I danni al vero made in Italy agroalimentare
A risentire di questo annoso fenomeno è il mercato sano e controllato del made in Italy agroalimentare, settore trainante dell’economia italiana. Nonostante i controlli delle forze dell’ordine e le campagne informative le agromafie sembrano non conoscere crisi, aggiungendosi alla schiera di pericoli che l’autentico prodotto italiano patisce da decenni (Italian Sounding, contraffazione, alterazione, imitazioni ecc.). Infatti, tra le attività delle agromafie vi sono anche quelle mirate a produrre false etichette Dop, Igp, Doc e simili e falsi prodotti noti per il loro peso nel mondo del made in Italy agroalimentare. Ovviamente alle mafie non mancano i mezzi per esportare all’estero le loro malefatte, aumentando notevolmente il danno per la filiera normale.
In aggiunta, per il consumatore i rischi sono enormi. La salute è messa in serio pericolo dalla scarsa qualità delle materie prime, dal mancato controllo sulle procedure di produzione, sui mezzi, sugli stabilimenti e sulle capacità del personale. Inoltre le agromafie alterano la sana concorrenza talvolta con metodi violenti (minacce, rappresaglie, vandalismo) e distruggono alla radice la possibilità per gli imprenditori onesti di trovare spazi.

Possibili linee di contrasto
Questo quadro appare scoraggiante per gli imprenditori onesti soprattutto nelle zone ad alta densità criminale, ma non tutto è perduto. Il governo e le Istituzioni europee da anni si stanno impegnando nel proporre una legislazione più repressiva oltre a promuovere in Italia e all’estero il vero made in Italy. La Coldiretti nel 2020 suggeriva al legislatore nazionale una revisione sulle leggi relative ai reati alimentari alla luce delle nuove capacità messe in campo dalle agromafie, come l’innovazione tecnologica nella produzione agroalimentare.

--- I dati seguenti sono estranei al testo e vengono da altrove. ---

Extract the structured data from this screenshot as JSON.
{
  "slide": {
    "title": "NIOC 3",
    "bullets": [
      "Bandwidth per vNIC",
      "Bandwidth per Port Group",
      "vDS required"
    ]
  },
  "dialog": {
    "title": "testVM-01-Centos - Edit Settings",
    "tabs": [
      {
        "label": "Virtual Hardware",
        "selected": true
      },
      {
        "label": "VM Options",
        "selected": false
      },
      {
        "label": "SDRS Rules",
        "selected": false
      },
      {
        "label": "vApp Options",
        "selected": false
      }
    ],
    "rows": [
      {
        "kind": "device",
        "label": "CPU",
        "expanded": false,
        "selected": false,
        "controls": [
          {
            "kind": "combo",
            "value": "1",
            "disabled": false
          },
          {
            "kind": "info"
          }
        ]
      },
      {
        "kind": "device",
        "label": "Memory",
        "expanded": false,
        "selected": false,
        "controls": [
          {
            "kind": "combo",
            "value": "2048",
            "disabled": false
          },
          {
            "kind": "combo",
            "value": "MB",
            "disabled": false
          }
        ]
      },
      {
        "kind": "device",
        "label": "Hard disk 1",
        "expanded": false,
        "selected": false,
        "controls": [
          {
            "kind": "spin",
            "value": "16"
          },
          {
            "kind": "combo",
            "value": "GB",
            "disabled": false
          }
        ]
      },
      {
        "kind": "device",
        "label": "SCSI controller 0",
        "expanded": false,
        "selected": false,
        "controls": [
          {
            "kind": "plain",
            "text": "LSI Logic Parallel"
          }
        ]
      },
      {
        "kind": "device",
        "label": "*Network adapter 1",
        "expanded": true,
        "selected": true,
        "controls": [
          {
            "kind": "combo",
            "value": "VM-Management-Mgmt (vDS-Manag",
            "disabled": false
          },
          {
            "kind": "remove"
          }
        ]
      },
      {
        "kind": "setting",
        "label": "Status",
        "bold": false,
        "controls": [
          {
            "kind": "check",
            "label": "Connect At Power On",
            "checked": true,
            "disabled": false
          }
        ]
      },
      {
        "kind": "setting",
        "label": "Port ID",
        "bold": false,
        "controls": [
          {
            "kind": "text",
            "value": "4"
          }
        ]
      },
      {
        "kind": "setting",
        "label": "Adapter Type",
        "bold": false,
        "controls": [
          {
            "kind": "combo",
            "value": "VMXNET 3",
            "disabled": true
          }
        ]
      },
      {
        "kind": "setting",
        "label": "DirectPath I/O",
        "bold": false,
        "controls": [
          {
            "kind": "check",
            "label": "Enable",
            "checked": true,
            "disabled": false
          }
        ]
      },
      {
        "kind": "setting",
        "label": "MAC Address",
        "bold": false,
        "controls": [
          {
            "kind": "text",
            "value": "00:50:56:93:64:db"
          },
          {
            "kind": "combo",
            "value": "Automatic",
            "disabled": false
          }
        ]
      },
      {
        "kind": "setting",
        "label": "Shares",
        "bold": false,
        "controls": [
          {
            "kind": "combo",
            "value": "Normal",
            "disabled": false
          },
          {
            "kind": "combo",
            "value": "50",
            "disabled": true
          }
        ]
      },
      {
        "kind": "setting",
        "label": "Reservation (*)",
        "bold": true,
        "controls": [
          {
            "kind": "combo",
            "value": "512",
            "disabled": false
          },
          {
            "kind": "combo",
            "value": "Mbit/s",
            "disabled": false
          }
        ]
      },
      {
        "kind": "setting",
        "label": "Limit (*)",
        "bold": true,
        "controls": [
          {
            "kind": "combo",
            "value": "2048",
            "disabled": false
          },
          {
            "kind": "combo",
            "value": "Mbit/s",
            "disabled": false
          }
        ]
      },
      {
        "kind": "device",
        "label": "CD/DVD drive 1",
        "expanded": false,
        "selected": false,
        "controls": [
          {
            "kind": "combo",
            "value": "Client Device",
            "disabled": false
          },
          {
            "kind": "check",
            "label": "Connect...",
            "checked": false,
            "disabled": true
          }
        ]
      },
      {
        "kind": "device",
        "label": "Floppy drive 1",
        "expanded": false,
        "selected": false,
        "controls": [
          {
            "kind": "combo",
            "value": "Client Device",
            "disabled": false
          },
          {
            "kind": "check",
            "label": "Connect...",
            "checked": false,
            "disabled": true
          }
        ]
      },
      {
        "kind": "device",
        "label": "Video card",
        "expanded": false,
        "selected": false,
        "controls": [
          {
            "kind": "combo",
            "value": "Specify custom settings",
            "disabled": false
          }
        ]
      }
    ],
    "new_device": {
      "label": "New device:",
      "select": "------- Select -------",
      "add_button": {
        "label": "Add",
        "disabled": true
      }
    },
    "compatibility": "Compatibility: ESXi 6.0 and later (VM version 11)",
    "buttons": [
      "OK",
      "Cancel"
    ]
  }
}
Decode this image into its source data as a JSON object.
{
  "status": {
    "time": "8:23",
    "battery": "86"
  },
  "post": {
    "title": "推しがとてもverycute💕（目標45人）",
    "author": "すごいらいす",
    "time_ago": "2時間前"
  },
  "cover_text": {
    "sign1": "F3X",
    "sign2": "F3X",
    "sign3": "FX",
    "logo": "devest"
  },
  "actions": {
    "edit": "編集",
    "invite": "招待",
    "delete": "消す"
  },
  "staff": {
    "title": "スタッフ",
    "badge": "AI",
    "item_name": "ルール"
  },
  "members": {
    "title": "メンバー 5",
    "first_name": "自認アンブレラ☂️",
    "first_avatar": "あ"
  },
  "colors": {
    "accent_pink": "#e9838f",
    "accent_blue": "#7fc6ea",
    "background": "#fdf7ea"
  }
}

L’Osservatorio sulle Agromafie nell’ambito delle sue iniziative ha suggerito diverse linee guida di contrasto al fenomeno. Oltre ad un monitoraggio sempre più capillare è necessario sviluppare accordi di filiera tesi a migliorare le condizioni delle imprese, rendendole più sostenibili e meno a rischio usura o infiltrazione mafiosa, sostenendo anche una migliore condizioni dei lavoratori. Le autorità spesso permettono ai beni confiscati di essere rigenerati per progetti di imprenditoria alimentare sana, incentivando la bonifica sociale di determinati territori.